December 10, 2015 § 2 Comments

By JEROME TARSHIS
The New Fillmore

Like California itself, like the fair of which it was a part, the art exhibited at the Panama-Pacific Exposition of 1915 looked two ways.

In principle the fair celebrated recent accomplishments made possible by big money and entrepreneurship: the completion of the Panama Canal and the rapid rebuilding of the city after the earthquake and fire of 1906. From the time of the Gold Rush, San Francisco had been a place where people could make a lot of money very quickly by exploiting the latest technology. Taking the edge off that reality, the city cultivated an image of Mediterranean charm, offering food, wine and art — in addition to venture capital.

The artistic aspects of the fair also looked two ways. Its buildings were in soothing pastel colors; the architecture looked back to a tranquil agrarian past; but many of the exhibits were devoted to the high-speed wonders made possible by machines and electricity and gasoline if not yet by silicon.

Nahl_PosterThe De Young Museum’s “Jewel City” show reflects both aspects of the fair. From all accounts, the more than 11,000 artworks exhibited at the fair must have included vast swaths of instantly forgettable art, and the 200-odd works exhibited at the De Young certainly offer many soporific moments.

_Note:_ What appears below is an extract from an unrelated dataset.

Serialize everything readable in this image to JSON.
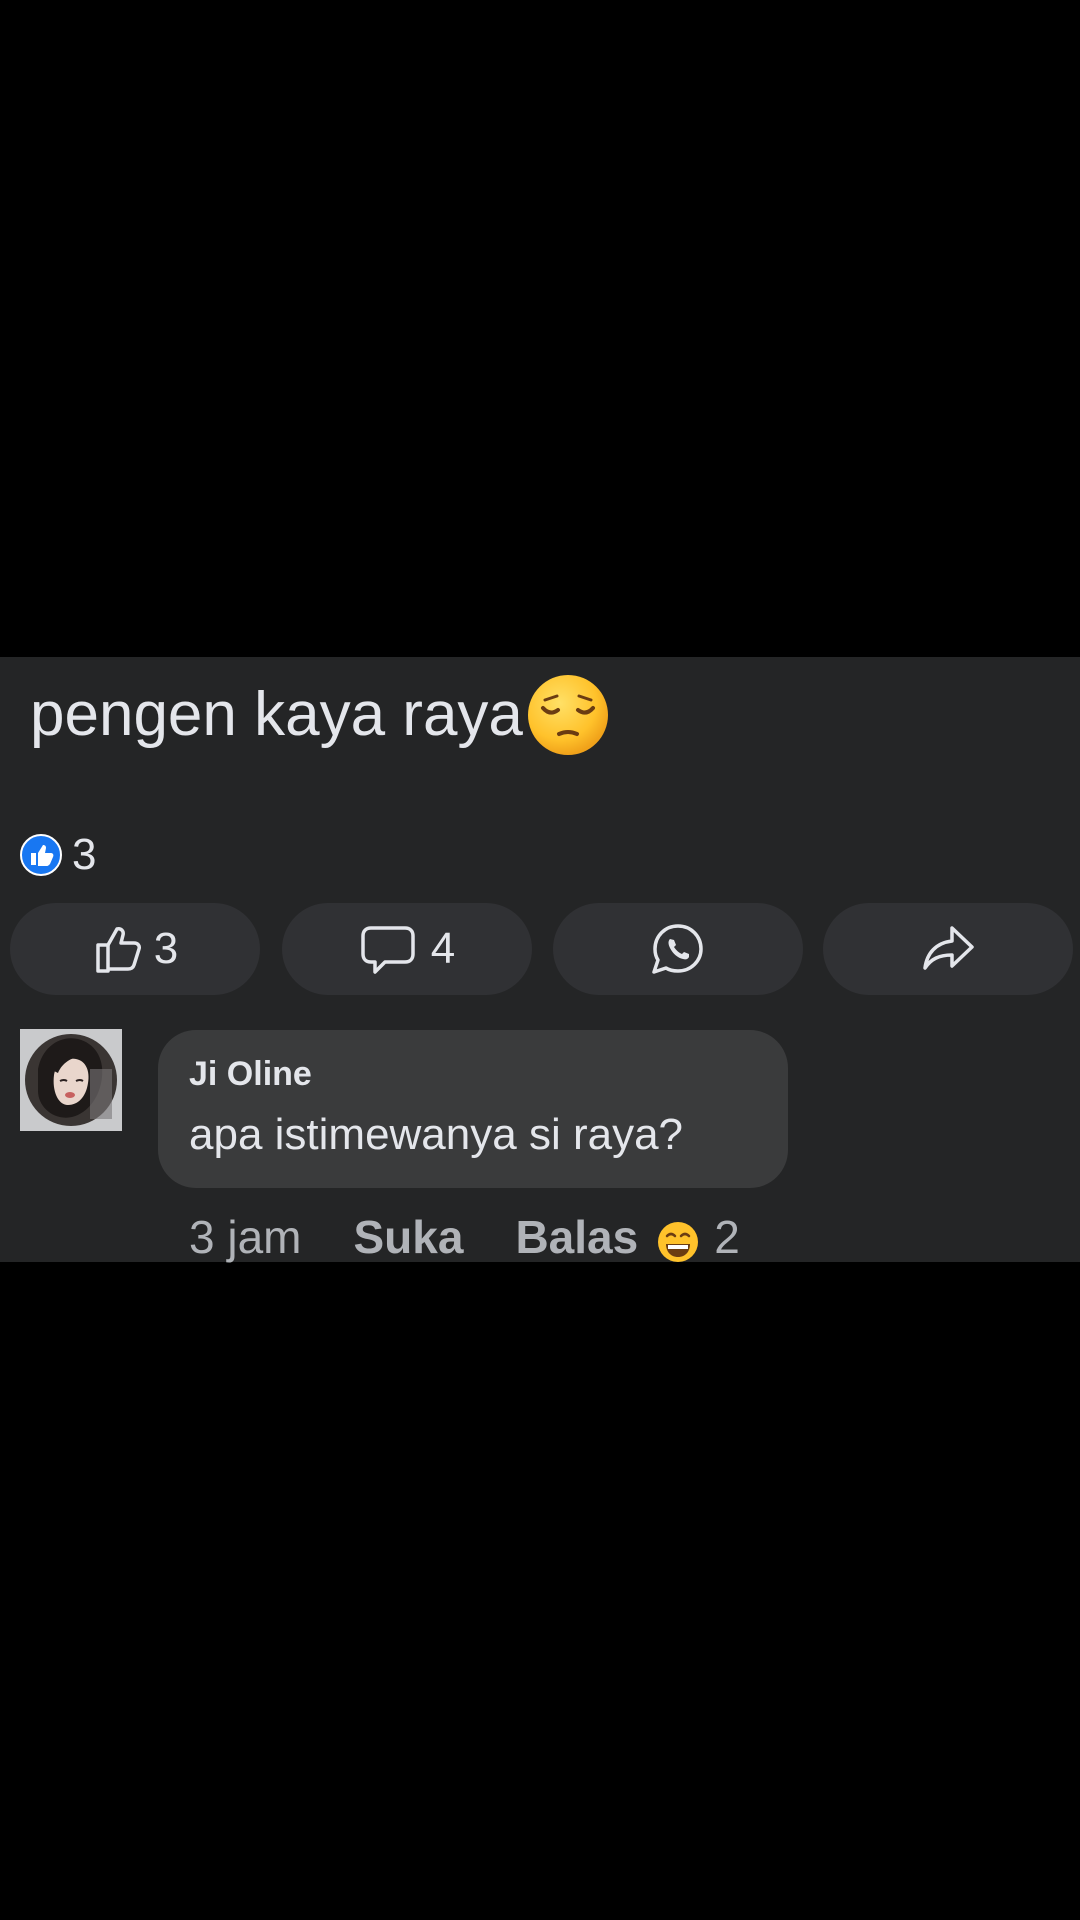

Among all the academic genteelism and quickly pleasing Impressionism, however, there are more than a few pleasant surprises. Here a portrait by Oskar Kokoschka, there a provocation by Edvard Munch, and even among the usual suspects as they would have been listed in 1915, strong work by Cecilia Beaux and John Singer Sargent, among others.

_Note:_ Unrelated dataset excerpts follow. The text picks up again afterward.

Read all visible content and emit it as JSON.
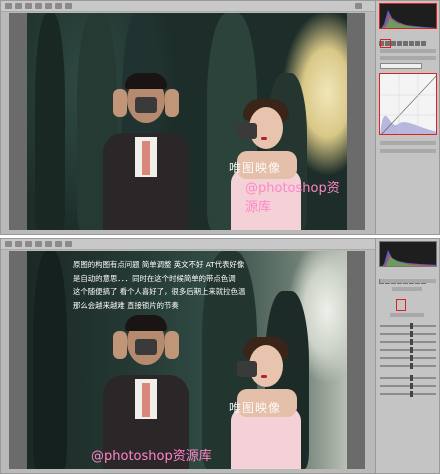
{
  "top": {
    "watermark": "@photoshop资源库",
    "stamp": "唯图映像"
  },
  "bottom": {
    "caption_lines": [
      "原图的构图有点问题 简单调整 英文不好 AT代表好像",
      "是自动的意思．．．同时在这个时候简单的带点色调",
      "这个随便搞了 看个人喜好了，很多后期上来就拉色温",
      "那么会越来越难 直接锁片的节奏"
    ],
    "watermark": "@photoshop资源库",
    "stamp": "唯图映像"
  },
  "colors": {
    "highlight": "#e02020",
    "watermark": "#ff86c6",
    "panel_bg": "#c4c4c4"
  },
  "icons": [
    "zoom-icon",
    "hand-icon",
    "white-balance-icon",
    "crop-icon",
    "rotate-icon",
    "histogram",
    "curve-graph"
  ]
}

The gallery devoted to pictorialist photography looks tranquil enough. By way of a surprise, the exhibition offers the earliest known work of Ansel Adams, a soft-focus print made when he was 13 years old. His father, far from keeping the boy’s nose to the grindstone, gave him a PPIE pass and ordered him to go to the fair every day instead of wasting his time in high school.

Prints of the Fair,” a supplementary exhibition on the main floor of the De Young, is worth more than a passing glance. Predictably, it offers high-quality work by Whistler and other artists who were influenced by Japanese art and design. Less predictably, it offers a far less tranquil section of prints addressing the urbanization and mechanization of America.

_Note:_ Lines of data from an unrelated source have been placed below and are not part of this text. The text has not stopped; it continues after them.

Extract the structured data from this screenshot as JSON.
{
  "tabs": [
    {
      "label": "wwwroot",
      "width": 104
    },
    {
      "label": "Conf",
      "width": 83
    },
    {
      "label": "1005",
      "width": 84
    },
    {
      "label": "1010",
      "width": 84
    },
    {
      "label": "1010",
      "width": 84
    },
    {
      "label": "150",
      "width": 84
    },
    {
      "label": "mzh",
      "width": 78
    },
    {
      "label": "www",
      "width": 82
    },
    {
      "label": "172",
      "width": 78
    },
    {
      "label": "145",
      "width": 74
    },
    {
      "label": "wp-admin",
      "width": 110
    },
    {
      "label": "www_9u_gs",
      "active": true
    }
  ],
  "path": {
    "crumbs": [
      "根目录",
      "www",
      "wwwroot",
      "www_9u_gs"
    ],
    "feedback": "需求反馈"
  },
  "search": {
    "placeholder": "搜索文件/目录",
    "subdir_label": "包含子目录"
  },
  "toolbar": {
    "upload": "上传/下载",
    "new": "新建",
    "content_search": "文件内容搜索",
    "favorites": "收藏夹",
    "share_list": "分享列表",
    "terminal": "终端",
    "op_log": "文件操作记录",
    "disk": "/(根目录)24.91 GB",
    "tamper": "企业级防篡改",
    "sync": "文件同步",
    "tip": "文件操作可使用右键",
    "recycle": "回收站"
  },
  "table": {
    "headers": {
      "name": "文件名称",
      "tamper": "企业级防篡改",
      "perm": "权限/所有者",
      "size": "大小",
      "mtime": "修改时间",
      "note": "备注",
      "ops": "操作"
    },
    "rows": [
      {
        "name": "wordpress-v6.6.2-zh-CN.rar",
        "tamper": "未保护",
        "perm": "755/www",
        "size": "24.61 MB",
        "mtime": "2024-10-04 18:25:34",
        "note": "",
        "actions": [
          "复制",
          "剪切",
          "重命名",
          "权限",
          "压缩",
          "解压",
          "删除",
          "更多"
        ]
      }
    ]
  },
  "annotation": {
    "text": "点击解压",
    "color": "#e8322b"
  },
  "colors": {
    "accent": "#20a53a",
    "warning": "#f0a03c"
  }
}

The exhibition ends with a gallery of avant-garde art that pushes a bit farther than New York’s Armory Show did in 1913. Almost as if to echo the high-tech aspects of the fair in general, the art shown at the Palace of Fine Arts included a large selection of Italian Futurist work, as the Armory Show did not.

James A. Ganz, the principal curator of the show, says he intended that contrast to shake up visitors to the De Young. “They’ll experience that surprise, that same shock, that visitors did in 1915,” he says, “when having been soothed by the harmonious color scheme of the Jewel City and French Impressionism, they found themselves in a raucous roomful of paintings by Boccioni, Russolo and Severini.”

The passage of time has made the respectable art seem less worthy of automatic acceptance and made the perversity of the avant-garde seem less novel, but the sense of surprise and discomfort is still there.